Award-winning training plan uses best workers as models
By Mark Watson
The Commercial Appeal, May 29, 2002
A training system developed by a Mid-South quality expert is helping organizations reap
safety and publicity benefits.
Three organizations that use Dr. Donald C. Fisher's "Process Activated Training
System®" (PATS) have won their states' top quality awards, Fisher said Tuesday at
the Greater Memphis Association for Quality's Lunch and Learn event.
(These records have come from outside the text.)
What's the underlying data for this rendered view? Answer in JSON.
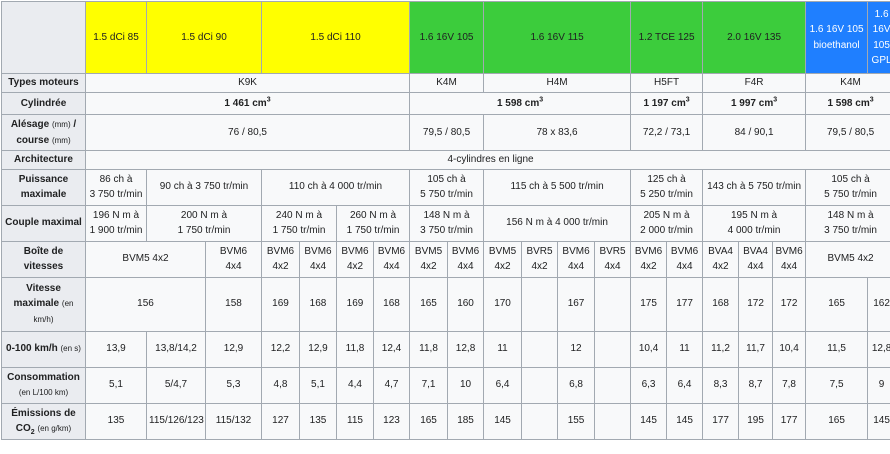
{
  "engines": {
    "e1": "1.5 dCi 85",
    "e2": "1.5 dCi 90",
    "e3": "1.5 dCi 110",
    "e4": "1.6 16V 105",
    "e5": "1.6 16V 115",
    "e6": "1.2 TCE 125",
    "e7": "2.0 16V 135",
    "e8": "1.6 16V 105 bioethanol",
    "e9": "1.6 16V 105 GPL"
  },
  "header_colors": {
    "diesel": "#ffff00",
    "petrol": "#3ccc3c",
    "alt": "#1f7fff"
  },
  "labels": {
    "types": "Types moteurs",
    "cyl": "Cylindrée",
    "ales_main": "Alésage",
    "ales_unit1": "(mm)",
    "ales_sep": " / course ",
    "ales_unit2": "(mm)",
    "arch": "Architecture",
    "puiss": "Puissance maximale",
    "couple": "Couple maximal",
    "boite": "Boîte de vitesses",
    "vit_main": "Vitesse maximale",
    "vit_unit": "(en km/h)",
    "acc_main": "0-100 km/h",
    "acc_unit": "(en s)",
    "conso_main": "Consommation",
    "conso_unit": "(en L/100 km)",
    "emis_main": "Émissions de CO",
    "emis_sub": "2",
    "emis_unit": "(en g/km)"
  },
  "types": {
    "a": "K9K",
    "b": "K4M",
    "c": "H4M",
    "d": "H5FT",
    "e": "F4R",
    "f": "K4M"
  },
  "cyl": {
    "a": "1 461 cm",
    "b": "1 598 cm",
    "c": "1 197 cm",
    "d": "1 997 cm",
    "e": "1 598 cm",
    "sup": "3"
  },
  "ales": {
    "a": "76 / 80,5",
    "b": "79,5 / 80,5",
    "c": "78 x 83,6",
    "d": "72,2 / 73,1",
    "e": "84 / 90,1",
    "f": "79,5 / 80,5"
  },
  "arch": "4-cylindres en ligne",
  "puiss": {
    "a1": "86 ch à",
    "a2": "3 750 tr/min",
    "b": "90 ch à 3 750 tr/min",
    "c": "110 ch à 4 000 tr/min",
    "d1": "105 ch à",
    "d2": "5 750 tr/min",
    "e": "115 ch à 5 500 tr/min",
    "f1": "125 ch à",
    "f2": "5 250 tr/min",
    "g": "143 ch à 5 750 tr/min",
    "h1": "105 ch à",
    "h2": "5 750 tr/min"
  },
  "couple": {
    "a1": "196 N m à",
    "a2": "1 900 tr/min",
    "b1": "200 N m à",
    "b2": "1 750 tr/min",
    "c1": "240 N m à",
    "c2": "1 750 tr/min",
    "d1": "260 N m à",
    "d2": "1 750 tr/min",
    "e1": "148 N m à",
    "e2": "3 750 tr/min",
    "f": "156 N m à 4 000 tr/min",
    "g1": "205 N m à",
    "g2": "2 000 tr/min",
    "h1": "195 N m à",
    "h2": "4 000 tr/min",
    "i1": "148 N m à",
    "i2": "3 750 tr/min"
  },
  "boite": {
    "a": "BVM5 4x2",
    "b1": "BVM6",
    "b2": "4x4",
    "c1": "BVM6",
    "c2": "4x2",
    "d1": "BVM6",
    "d2": "4x4",
    "e1": "BVM6",
    "e2": "4x2",
    "f1": "BVM6",
    "f2": "4x4",
    "g1": "BVM5",
    "g2": "4x2",
    "h1": "BVM6",
    "h2": "4x4",
    "i1": "BVM5",
    "i2": "4x2",
    "j1": "BVR5",
    "j2": "4x2",
    "k1": "BVM6",
    "k2": "4x4",
    "l1": "BVR5",
    "l2": "4x4",
    "m1": "BVM6",
    "m2": "4x2",
    "n1": "BVM6",
    "n2": "4x4",
    "o1": "BVA4",
    "o2": "4x2",
    "p1": "BVA4",
    "p2": "4x4",
    "q1": "BVM6",
    "q2": "4x4",
    "r": "BVM5 4x2"
  },
  "vit": {
    "a": "156",
    "b": "158",
    "c": "169",
    "d": "168",
    "e": "169",
    "f": "168",
    "g": "165",
    "h": "160",
    "i": "170",
    "j": "",
    "k": "167",
    "l": "",
    "m": "175",
    "n": "177",
    "o": "168",
    "p": "172",
    "q": "172",
    "r": "165",
    "s": "162"
  },
  "acc": {
    "a": "13,9",
    "b": "13,8/14,2",
    "c": "12,9",
    "d": "12,2",
    "e": "12,9",
    "f": "11,8",
    "g": "12,4",
    "h": "11,8",
    "i": "12,8",
    "j": "11",
    "k": "",
    "l": "12",
    "m": "",
    "n": "10,4",
    "o": "11",
    "p": "11,2",
    "q": "11,7",
    "r": "10,4",
    "s": "11,5",
    "t": "12,8"
  },
  "conso": {
    "a": "5,1",
    "b": "5/4,7",
    "c": "5,3",
    "d": "4,8",
    "e": "5,1",
    "f": "4,4",
    "g": "4,7",
    "h": "7,1",
    "i": "10",
    "j": "6,4",
    "k": "",
    "l": "6,8",
    "m": "",
    "n": "6,3",
    "o": "6,4",
    "p": "8,3",
    "q": "8,7",
    "r": "7,8",
    "s": "7,5",
    "t": "9"
  },
  "emis": {
    "a": "135",
    "b": "115/126/123",
    "c": "115/132",
    "d": "127",
    "e": "135",
    "f": "115",
    "g": "123",
    "h": "165",
    "i": "185",
    "j": "145",
    "k": "",
    "l": "155",
    "m": "",
    "n": "145",
    "o": "145",
    "p": "177",
    "q": "195",
    "r": "177",
    "s": "165",
    "t": "145"
  }
}
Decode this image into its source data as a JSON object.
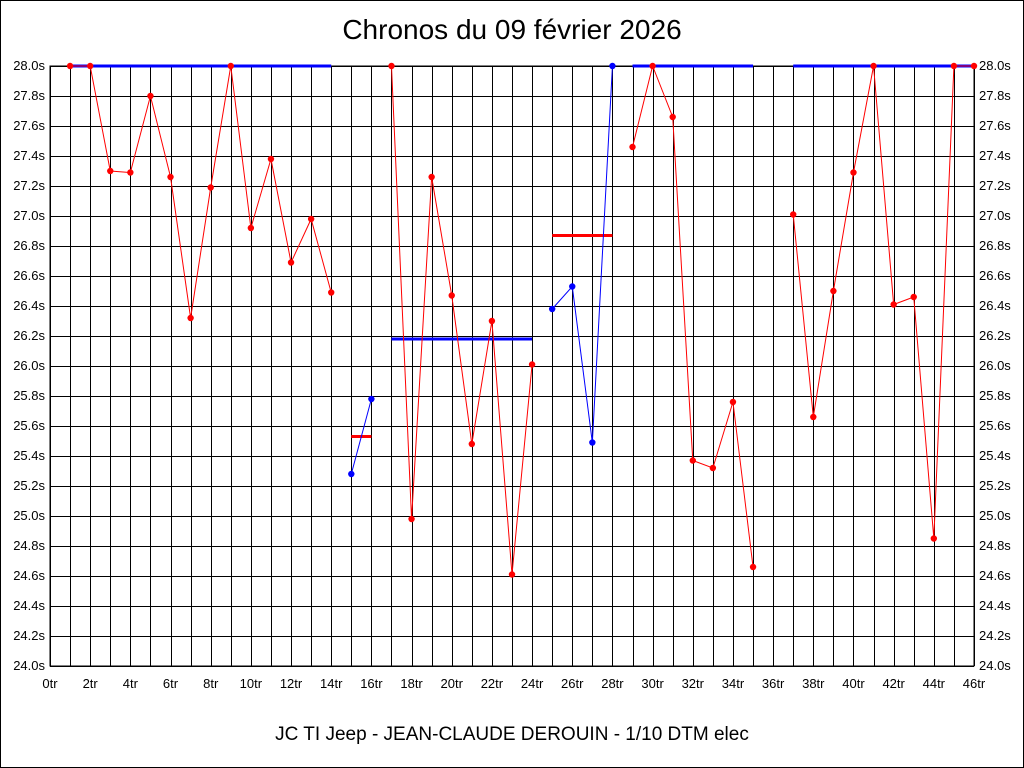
{
  "chart_data": {
    "type": "line",
    "title": "Chronos du 09 février 2026",
    "subtitle": "JC TI Jeep - JEAN-CLAUDE DEROUIN - 1/10 DTM elec",
    "xlim": [
      0,
      46
    ],
    "ylim": [
      24.0,
      28.0
    ],
    "x_ticks": [
      "0tr",
      "2tr",
      "4tr",
      "6tr",
      "8tr",
      "10tr",
      "12tr",
      "14tr",
      "16tr",
      "18tr",
      "20tr",
      "22tr",
      "24tr",
      "26tr",
      "28tr",
      "30tr",
      "32tr",
      "34tr",
      "36tr",
      "38tr",
      "40tr",
      "42tr",
      "44tr",
      "46tr"
    ],
    "y_ticks": [
      "24.0s",
      "24.2s",
      "24.4s",
      "24.6s",
      "24.8s",
      "25.0s",
      "25.2s",
      "25.4s",
      "25.6s",
      "25.8s",
      "26.0s",
      "26.2s",
      "26.4s",
      "26.6s",
      "26.8s",
      "27.0s",
      "27.2s",
      "27.4s",
      "27.6s",
      "27.8s",
      "28.0s"
    ],
    "grid": true,
    "colors": {
      "red": "#ff0000",
      "blue": "#0000ff",
      "grid": "#000000"
    },
    "series": [
      {
        "color": "red",
        "x": [
          1,
          2,
          3,
          4,
          5,
          6,
          7,
          8,
          9,
          10,
          11,
          12,
          13,
          14
        ],
        "y": [
          28.0,
          28.0,
          27.3,
          27.29,
          27.8,
          27.26,
          26.32,
          27.19,
          28.0,
          26.92,
          27.38,
          26.69,
          26.98,
          26.49
        ]
      },
      {
        "color": "blue",
        "x": [
          15,
          16
        ],
        "y": [
          25.28,
          25.78
        ]
      },
      {
        "color": "red",
        "x": [
          17,
          18,
          19,
          20,
          21,
          22,
          23,
          24
        ],
        "y": [
          28.0,
          24.98,
          27.26,
          26.47,
          25.48,
          26.3,
          24.61,
          26.01
        ]
      },
      {
        "color": "blue",
        "x": [
          25,
          26,
          27,
          28
        ],
        "y": [
          26.38,
          26.53,
          25.49,
          28.0
        ]
      },
      {
        "color": "red",
        "x": [
          29,
          30,
          31,
          32,
          33,
          34,
          35
        ],
        "y": [
          27.46,
          28.0,
          27.66,
          25.37,
          25.32,
          25.76,
          24.66
        ]
      },
      {
        "color": "red",
        "x": [
          37,
          38,
          39,
          40,
          41,
          42,
          43,
          44,
          45,
          46
        ],
        "y": [
          27.01,
          25.66,
          26.5,
          27.29,
          28.0,
          26.41,
          26.46,
          24.85,
          28.0,
          28.0
        ]
      }
    ],
    "average_lines": [
      {
        "color": "blue",
        "x1": 1,
        "x2": 14,
        "y": 28.0
      },
      {
        "color": "red",
        "x1": 15,
        "x2": 16,
        "y": 25.53
      },
      {
        "color": "blue",
        "x1": 17,
        "x2": 24,
        "y": 26.18
      },
      {
        "color": "red",
        "x1": 25,
        "x2": 28,
        "y": 26.87
      },
      {
        "color": "blue",
        "x1": 29,
        "x2": 35,
        "y": 28.0
      },
      {
        "color": "blue",
        "x1": 37,
        "x2": 46,
        "y": 28.0
      }
    ]
  }
}
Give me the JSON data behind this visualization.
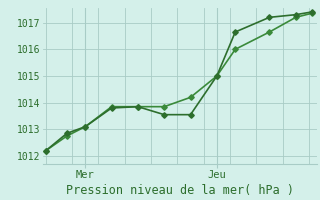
{
  "xlabel": "Pression niveau de la mer( hPa )",
  "bg_color": "#d4f0ea",
  "grid_color": "#a8ccc6",
  "line_color1": "#2d6e2d",
  "line_color2": "#3a8a3a",
  "ylim": [
    1011.7,
    1017.55
  ],
  "xlim": [
    -0.1,
    10.3
  ],
  "series1_x": [
    0,
    0.8,
    1.5,
    2.5,
    3.5,
    4.5,
    5.5,
    6.5,
    7.2,
    8.5,
    9.5,
    10.1
  ],
  "series1_y": [
    1012.2,
    1012.85,
    1013.1,
    1013.8,
    1013.85,
    1013.55,
    1013.55,
    1015.0,
    1016.65,
    1017.2,
    1017.3,
    1017.4
  ],
  "series2_x": [
    0,
    0.8,
    1.5,
    2.5,
    3.5,
    4.5,
    5.5,
    6.5,
    7.2,
    8.5,
    9.5,
    10.1
  ],
  "series2_y": [
    1012.2,
    1012.75,
    1013.1,
    1013.85,
    1013.85,
    1013.85,
    1014.2,
    1015.0,
    1016.0,
    1016.65,
    1017.2,
    1017.35
  ],
  "xtick_positions": [
    1.5,
    6.5
  ],
  "xtick_labels": [
    "Mer",
    "Jeu"
  ],
  "ytick_positions": [
    1012,
    1013,
    1014,
    1015,
    1016,
    1017
  ],
  "ytick_labels": [
    "1012",
    "1013",
    "1014",
    "1015",
    "1016",
    "1017"
  ],
  "n_xgrid": 11,
  "marker": "D",
  "markersize": 2.8,
  "linewidth": 1.2,
  "font_color": "#2d6e2d",
  "tick_fontsize": 7,
  "label_fontsize": 8.5
}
Most recently, the
Baptist Regional Medical Center in Corbin, Ky., won that state's Governor's Gold Quality
Award in 2001.
Fisher directs the Mid-South Quality and Productivity
Center, also known as The Quality Center.
PATS provides a way to organize on-the-job training so that the best practices from the
most effective employees become standard practice. And those most effective employees
teach others standard practices by using a hands-on approach.
"You learn by doing," said audience member Larry W. Boone, a management
consultant with Performance Systems Inc. "Conceptually, it's the best approach there
is to learning."
The teachers, known as "subject matter experts," or SMEs, first show the
trainees, known as "process activated training learners," or PALs, the way to
accomplish a task in a standard, effective way. Then the SME tells the PAL how to do the
task. The PAL then demonstrates the task.
The Memphis in May International Festival is another organization that uses PATS,
Fisher said.
Linda Barnes, a management analyst at the Navy Manpower Analysis Center at Naval
Support Activity Mid-South, said her organization often uses SMEs for on-the-job training.
Barnes also attended Tuesday's event.
Performance Systems teaches managers and asks them to perform certain tasks outside the
training environment, Boone said. Training prepares people to learn, hopefully, but the
real application has to be on the job," he said. "At the management level, we
think it's important to know why they're doing something as well as what they're doing,
whereas, I don't think that's quite as necessary at the administrative or clerical
level."
But Fisher said managers do benefit from using this system. For example, physicians can
learn about the best way to make decisions regarding referrals to specialists, Fisher
said. "Anything that is repeated more than once, this can work on," he said.